For a sequence of actual pulse lengths, calculates the number of contained bases pulses. Applicable only if a fixed base pulse length is given.

Parameters:

pulses_μs (list[int] | tuple[int]) – The sequence of actual pulse lengths in microseconds to be evaluated.

The parameters basePulse_μs, tolerancePercentage have the same meanings as with __init__().

Returns:

The total number of base pulses contained in the pulse sequence.

Return type:

int

static sequenceToHexCodes(pulses_μs, basePulse_μs=300000, tolerancePercentage=0, bitCount=1, bitOrder=BitOrder.MSB_FIRST, pulseStartLevel=1, forceSingleCode=False, debugOutput: StringIO | None = None)

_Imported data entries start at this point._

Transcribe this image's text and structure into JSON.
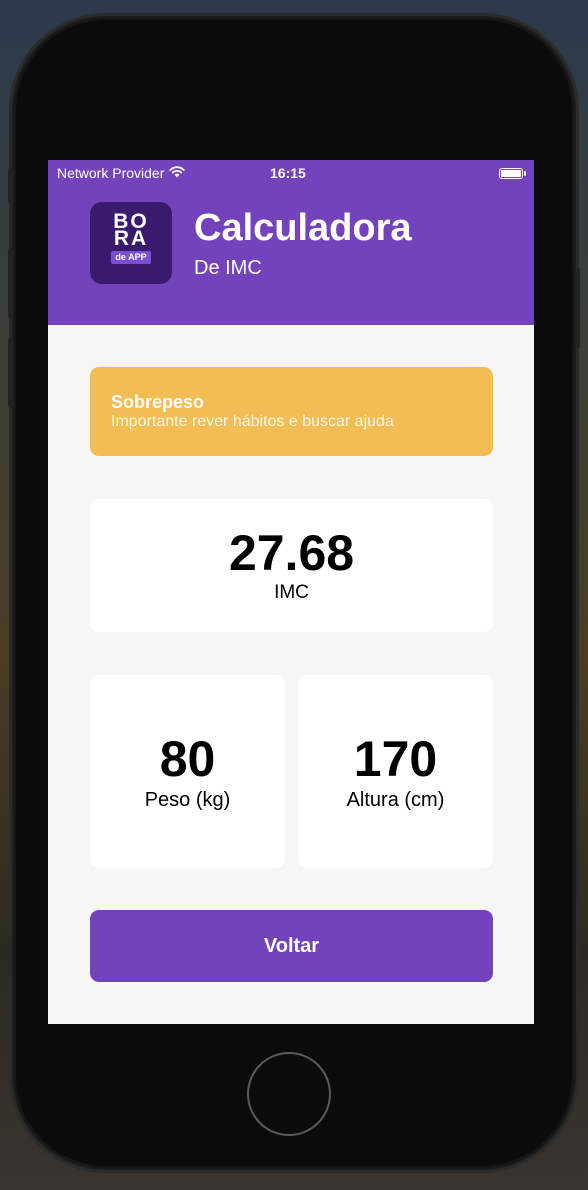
{
  "status_bar": {
    "carrier": "Network Provider",
    "time": "16:15"
  },
  "header": {
    "logo_line1": "BO",
    "logo_line2": "RA",
    "logo_tag": "de APP",
    "title": "Calculadora",
    "subtitle": "De IMC"
  },
  "result": {
    "category": "Sobrepeso",
    "advice": "Importante rever hábitos e buscar ajuda",
    "category_color": "#f2bd54"
  },
  "imc": {
    "value": "27.68",
    "label": "IMC"
  },
  "metrics": {
    "peso": {
      "value": "80",
      "label": "Peso (kg)"
    },
    "altura": {
      "value": "170",
      "label": "Altura (cm)"
    }
  },
  "actions": {
    "back_label": "Voltar"
  },
  "colors": {
    "primary": "#7343bb",
    "logo_bg": "#3a1a6c",
    "screen_bg": "#f6f6f6"
  },
  "icons": {
    "wifi": "wifi-icon",
    "battery": "battery-icon"
  }
}
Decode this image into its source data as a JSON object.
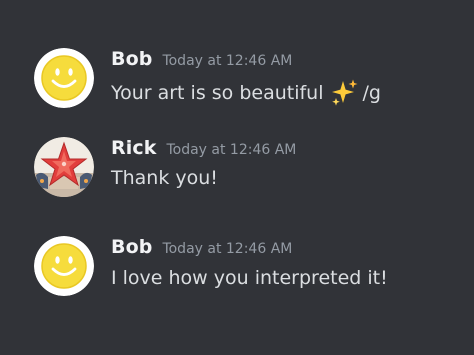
{
  "messages": [
    {
      "username": "Bob",
      "timestamp": "Today at 12:46 AM",
      "text_before": "Your art is so beautiful",
      "emoji": "sparkles-icon",
      "text_after": "/g"
    },
    {
      "username": "Rick",
      "timestamp": "Today at 12:46 AM",
      "text": "Thank you!"
    },
    {
      "username": "Bob",
      "timestamp": "Today at 12:46 AM",
      "text": "I love how you interpreted it!"
    }
  ],
  "colors": {
    "background": "#313338",
    "username": "#f2f3f5",
    "timestamp": "#949ba4",
    "message_text": "#dbdee1"
  }
}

Produces a hex code for an actual pulse sequence, first converting the pulse sequence to logical bits.

Parameters:

  • pulses_μs (list[int] | tuple[int]) – The sequence of actual pulse lengths in microseconds to be evaluated.

  • pulseStartLevel (int) – The actual GPIO level of the first edge in the pulse sequence. May be either 0 or 1.

  • forceSingleCode (bool) – If True, returns at most one hex code. If False, returns as many hex codes as are contained in the pulse sequence. For instance, if the pulse sequence is decoded to 12 logical bits and bitCount is 5, the number of produced hex counts will be math.ceil(12 / 5) = 3. Defaults to False.

  • debugOutput (StringIO, optional) – A string buffer for appending debug messages. Useful for analysing unexpected hex codes. Defaults to None.

The parameters basePulse_μs, tolerancePercentage, bitCount and bitOrder have the same meanings as with __init__().

Returns:

The produced hex code as a str starting with 0x, all lowercase.

Return type:

list[str]